The conflicts, however, was not settled yet. About 70 years later, in 1520, the movement of the Germanies saw the light of the day. The Germanies movement had its origin in the artisans’ guilds, and unlike the Revolta Forana, this was a far more organized revolt that included peasants of the entire island. During this conflict, we know that the Germanies had control of the Coanegre valley, from where they could assault merchants and nobles. The conflict ended in 1523, when the king of Aragón had enough and sent over his royal troops to fight the Germanies.
During the 17th century, the town start to take form. In 1620, the first school is established and in 1670, the building for town hall, jail, slaughter and courtroom was purchased and inaugurated. Also, the convent and church of the Minims was established in 1682. Both town hall and convent is credited to the Mallorcan architect Lluc Mesquida. The minims of Santa Maria were early proponents of the vegan lifestyle, they dissociated themselves from products and foods made from animals. Actually, almond milk is documented in 1690. A couple of days before Christmas, the Minims put a mill for grinding available for the people of Santa Maria, today, this mill is preserved in the town hall.
The population continued to grow, at this time there was about 500 people living in Santa Maria and Santa Eugènia. From this period, we also know of the establishment of a cavalry to guard and protect the municipality. The cavalry was owned and ran by Captain and Governor Jaume d’Olesa, whom was also the owner of the Son Seguí hermitage. Olesa was supporter of Felip V during the War of Succession, as a consequence, French soldiers occupied Santa Maria and endured great losses, thus Olesa was defeated. In 1796, the cavalry building was sold to nobles.
Following the fall of the Olesa family, Joan Sureda, marquis of Vivot and Antoni Cotoner, marquis of Ariany, owned the biggest of the farms and fincas in the area, thus controlling most of the municipality.
In the 19th century, the population continued to grow. The economy was mainly based on wine production and agrarian cultivation of olives, cereals, almonds, figs etc.. In 1817, there were almost 400 owners of vineyards. The opening of the railway connection in 1875 allowed for more sales and increased the living standards significantly in Santa Maria. In 1890, the town council agreed to have the first telephone operator installed. In 1898, the Sunday market was inaugurated.
The wine industry was undoubtedly the most profitable and continued to grow each year, until 1891 when an epidemic of phylloxera broke out causing all vineyards to be destroyed.
In the 20th century, the agricultural industries starts to really flourish in Santa Maria, but also other industries such as textile production, blacksmiths and carpenters were needed.
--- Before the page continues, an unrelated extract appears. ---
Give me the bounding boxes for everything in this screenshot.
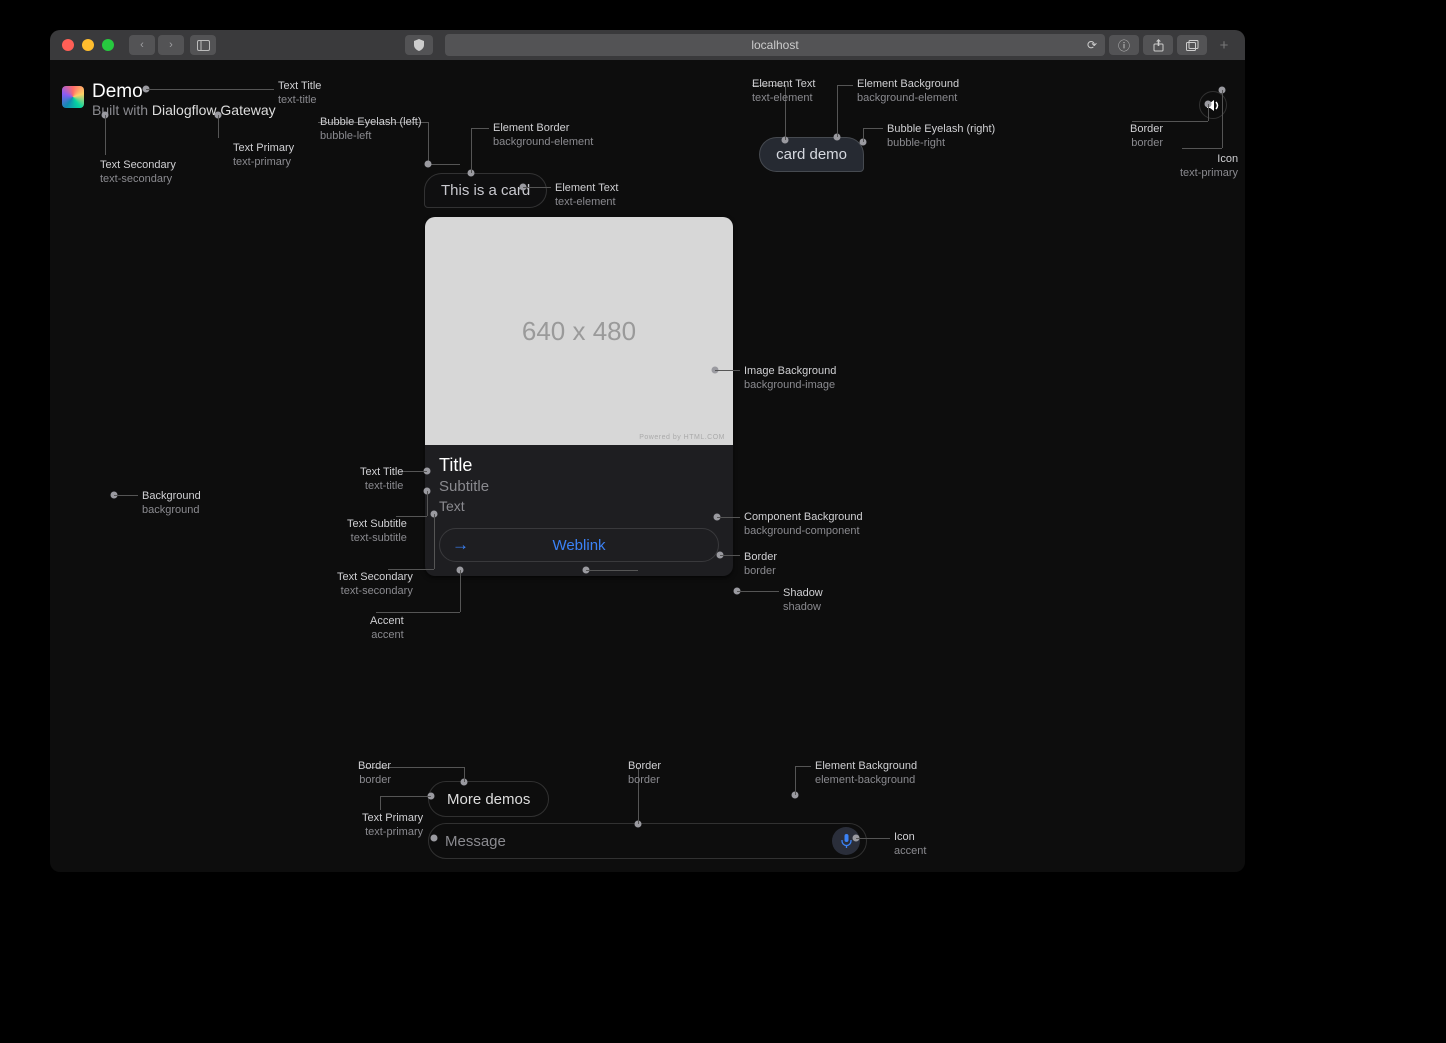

With the introduction of electricity in 1912, production ratios increased significantly in most sectors, but also the use of gas engines in flour mills and sawmills was a part of the increased production. In this period the urban nucleus developed in a fast pace with new streets opening every year.
It seemed as if Santa Maria was facing a new and dynamic societal structure, but with the Civil War and later the introduction of mass tourism, Santa Maria saw a remarkable reduction in income. The Franco regime caused isolation and banned unions of workers, as well as the forming of political parties. Later on, the tourism industry demanded a whole different set of skills.